Photo Credit: Phivos Aristides
Award-winning author Anna Richland is a former military officer turned romance writer. She lives with her quietly funny Canadian husband and two less-quiet children in a century-old house in Seattle, Washington. Her two favorite parts of being an author are that it’s okay to have imaginary friends talking in her head and that her office is frequently a coffee shop.
Because writing about herself in third person is awkward, she’ll resort to a question and answer format below.
What do you write?
First to Burn is Book One of The Immortal Vikings, my paranormal romantic suspense series. The series continues with The Second Lie and I have plans for three more books in that world
My contemporary military holiday story His Road Home won the 2015 RITAtm Award for Best Romance Novella from Romance Writers of America. I’m working on a sequel culminating in Rey and Grace’s wedding and a future story about Jenni, Grace’s sister.
Excerpts of my current and upcoming books are available on my Books Page.
Where can readers find your books?
At your preferred e-book retailer! My publisher Carina Press is a division of Harlequin Enterprises Limited, so my e-books are sold everywhere. Mass-market print versions of First to Burn and The Second Lie are also available directly from Harlequin.com.
Did you base your heroine Theresa’s Army experiences on your own?
Me in 1988
Although I also joined Army ROTC to defray tuition, that’s the total of my resemblance to Theresa, the tall, athletic, dark-haired, super-organized heroine of First to Burn. (Actually, I once lost a 9mm Beretta down my cargo pants, like Theresa — try driving with that bumping your boot — and the suitcase full of cash scene is based on another story, but to the best of my knowledge, I’ve never met an immortal Viking.).
I served a decade earlier than my characters, and was fortunate to work with excellent role models in places as varied as Panama, Japan, Germany, Macedonia, Bulgaria, Albania, Kosovo, and home in Washington State. After reaching the rank of major, I left the army in 2004.
Where do you get ideas?
Personal experiences only go so far to create a 100,000 word novel. When I was the librarian at my son’s preschool, for the Scandinavia-themed week I chose several children’s versions of Beowulf. Reading them, I wondered about the other men in the illustrations – Beowulf’s crew. Who were they? What happened to them? Those questions circled in my brain alongside Warren Zevon’s lyrics for Roland The Headless Thompson Gunner. What if Beowulf’s crew had become immortal like Roland from the song? Where would they be today? First to Burn is my answer.

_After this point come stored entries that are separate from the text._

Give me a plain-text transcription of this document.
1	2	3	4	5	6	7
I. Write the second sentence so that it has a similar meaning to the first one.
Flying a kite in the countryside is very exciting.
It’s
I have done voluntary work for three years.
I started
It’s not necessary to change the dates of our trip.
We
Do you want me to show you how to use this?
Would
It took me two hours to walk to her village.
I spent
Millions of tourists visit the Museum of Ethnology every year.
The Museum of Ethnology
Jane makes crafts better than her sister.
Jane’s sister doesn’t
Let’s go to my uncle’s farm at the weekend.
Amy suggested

His Road Home was also inspired by a song – Brandi Carlile’s Hard Way Home – and by news accounts describing the challenges facing veterans at Walter Reed National Military Medical Center.
What’s the hardest part about writing?
I find that editing, revising, and polishing is excruciating. I spread the whole book on the floor to study its structure. Too bad we don’t have a cat to help!
I also suffer over selecting character names and comma placement. The Social Security Administration website’s list of popular names by birth year is helpful for the former. No amount of lectures from contest judges or guidance from my husband seems to fix the latter, so I’m happy to have professional editors keep a sharp eye on me.